According to the U.S. Department of Labor, Bureau of Labor Statistics, the best paid professionals are doctors. They average about $200,000 per year. Yeah, yeah, I know all those years of school and residency . . . but what a great upside.
Lawyers on the other hand aren’t doing as well. The median income is about $90,000 — the average about $60,000. It’s less years of school, but no part of an attorney’s education is subsidized by the government.
For years, my clients, my friends, acquaintances, and just about everyone thinks because I’m an attorney, that I must be walking on easy street. Are they kidding?
As a lawyer, I never earned much money. In a private practice of less than fifteen attorneys (where most lawyers work), getting clients and collecting fees takes up almost as much time as practicing law. The bottom line — it’s hard to earn a lot of money. You can only work so many hours, and many clients don’t pay.

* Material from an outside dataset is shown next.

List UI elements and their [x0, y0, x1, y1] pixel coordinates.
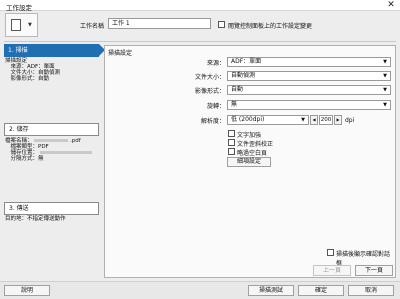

Granted, some of my friends from law school did well. They got those 100K jobs that many lust for. The rest of them, however, didn’t fair so well. Many opted for ‘permanent’ temporary work at many of the agencies that exploit these unemployed, indebted folks.

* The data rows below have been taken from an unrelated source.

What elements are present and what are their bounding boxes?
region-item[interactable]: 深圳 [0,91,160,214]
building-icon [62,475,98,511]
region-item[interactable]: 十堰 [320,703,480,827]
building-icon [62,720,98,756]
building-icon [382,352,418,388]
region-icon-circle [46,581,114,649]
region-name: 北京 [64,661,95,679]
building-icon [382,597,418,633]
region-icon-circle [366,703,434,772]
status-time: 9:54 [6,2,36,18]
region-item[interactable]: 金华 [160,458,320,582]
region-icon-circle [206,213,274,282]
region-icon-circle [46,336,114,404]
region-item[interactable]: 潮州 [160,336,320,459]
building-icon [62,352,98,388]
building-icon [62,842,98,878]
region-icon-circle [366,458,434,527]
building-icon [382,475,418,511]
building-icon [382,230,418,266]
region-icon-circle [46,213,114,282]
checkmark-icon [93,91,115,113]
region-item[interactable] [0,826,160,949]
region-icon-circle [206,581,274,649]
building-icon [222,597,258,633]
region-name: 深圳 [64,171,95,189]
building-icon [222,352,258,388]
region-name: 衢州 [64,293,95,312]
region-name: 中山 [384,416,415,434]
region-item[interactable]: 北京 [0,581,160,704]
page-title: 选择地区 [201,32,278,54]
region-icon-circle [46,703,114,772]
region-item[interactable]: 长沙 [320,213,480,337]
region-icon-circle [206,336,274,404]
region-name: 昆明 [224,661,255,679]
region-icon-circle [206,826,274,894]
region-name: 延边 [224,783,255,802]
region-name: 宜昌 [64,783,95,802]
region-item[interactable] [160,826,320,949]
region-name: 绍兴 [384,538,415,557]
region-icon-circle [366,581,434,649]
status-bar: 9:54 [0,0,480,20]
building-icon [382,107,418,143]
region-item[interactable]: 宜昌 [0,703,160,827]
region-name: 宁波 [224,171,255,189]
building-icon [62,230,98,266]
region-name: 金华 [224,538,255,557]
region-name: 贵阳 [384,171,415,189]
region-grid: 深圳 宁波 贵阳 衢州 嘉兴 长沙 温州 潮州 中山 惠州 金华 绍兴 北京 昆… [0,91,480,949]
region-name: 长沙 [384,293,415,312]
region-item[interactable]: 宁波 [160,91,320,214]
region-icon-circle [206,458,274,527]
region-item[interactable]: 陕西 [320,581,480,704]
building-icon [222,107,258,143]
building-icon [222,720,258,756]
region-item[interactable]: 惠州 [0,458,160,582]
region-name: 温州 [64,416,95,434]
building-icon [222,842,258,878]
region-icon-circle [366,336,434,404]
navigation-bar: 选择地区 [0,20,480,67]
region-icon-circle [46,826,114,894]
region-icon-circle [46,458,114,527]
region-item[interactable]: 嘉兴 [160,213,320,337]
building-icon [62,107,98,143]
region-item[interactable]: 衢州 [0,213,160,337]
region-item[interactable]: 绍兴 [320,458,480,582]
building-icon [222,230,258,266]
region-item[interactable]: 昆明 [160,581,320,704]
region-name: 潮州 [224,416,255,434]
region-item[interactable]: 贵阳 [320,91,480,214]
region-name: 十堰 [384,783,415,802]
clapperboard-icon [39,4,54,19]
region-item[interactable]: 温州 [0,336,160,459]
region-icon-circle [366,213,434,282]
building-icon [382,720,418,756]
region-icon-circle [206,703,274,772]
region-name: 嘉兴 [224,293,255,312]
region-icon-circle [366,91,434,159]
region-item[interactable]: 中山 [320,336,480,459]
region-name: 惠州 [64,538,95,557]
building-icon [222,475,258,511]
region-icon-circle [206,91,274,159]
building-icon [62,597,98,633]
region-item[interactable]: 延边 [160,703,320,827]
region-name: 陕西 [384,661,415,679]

Some took jobs in the public interest which started at 36K, and still others took jobs at small firms, starting at 40K. Not exactly rich, I think. Especially when many of them had law school debts of more than 100K which have to be paid back. This is not our parent’s generation where school debts could be ignored.
The attorney’s road to riches is not helped by the fact that, as the BLS puts it, competition is keen. Every year, law schools expand their classes, and graduate more students. The ads for attorneys read like a complaint for age discrimination: “Class if 1998 graduate sought, second or third year attorney needed.” The older you get, I’m talking thirty here, the more obsolete you are. Those folks with years of temporary work under their belt — permanently marginalized.
Sure, there are those plaintiff’s lawyers who got rich off tobacco, those with their own personal airplanes — The King of Torts, by John Grisham — paints a grim picture of these folks. But getting rich comes to few — getting by is more like it. The better bet, become a teacher — same pay, less education — or go for that M.D. — for the greatest road to personal wealth from one’s own labor.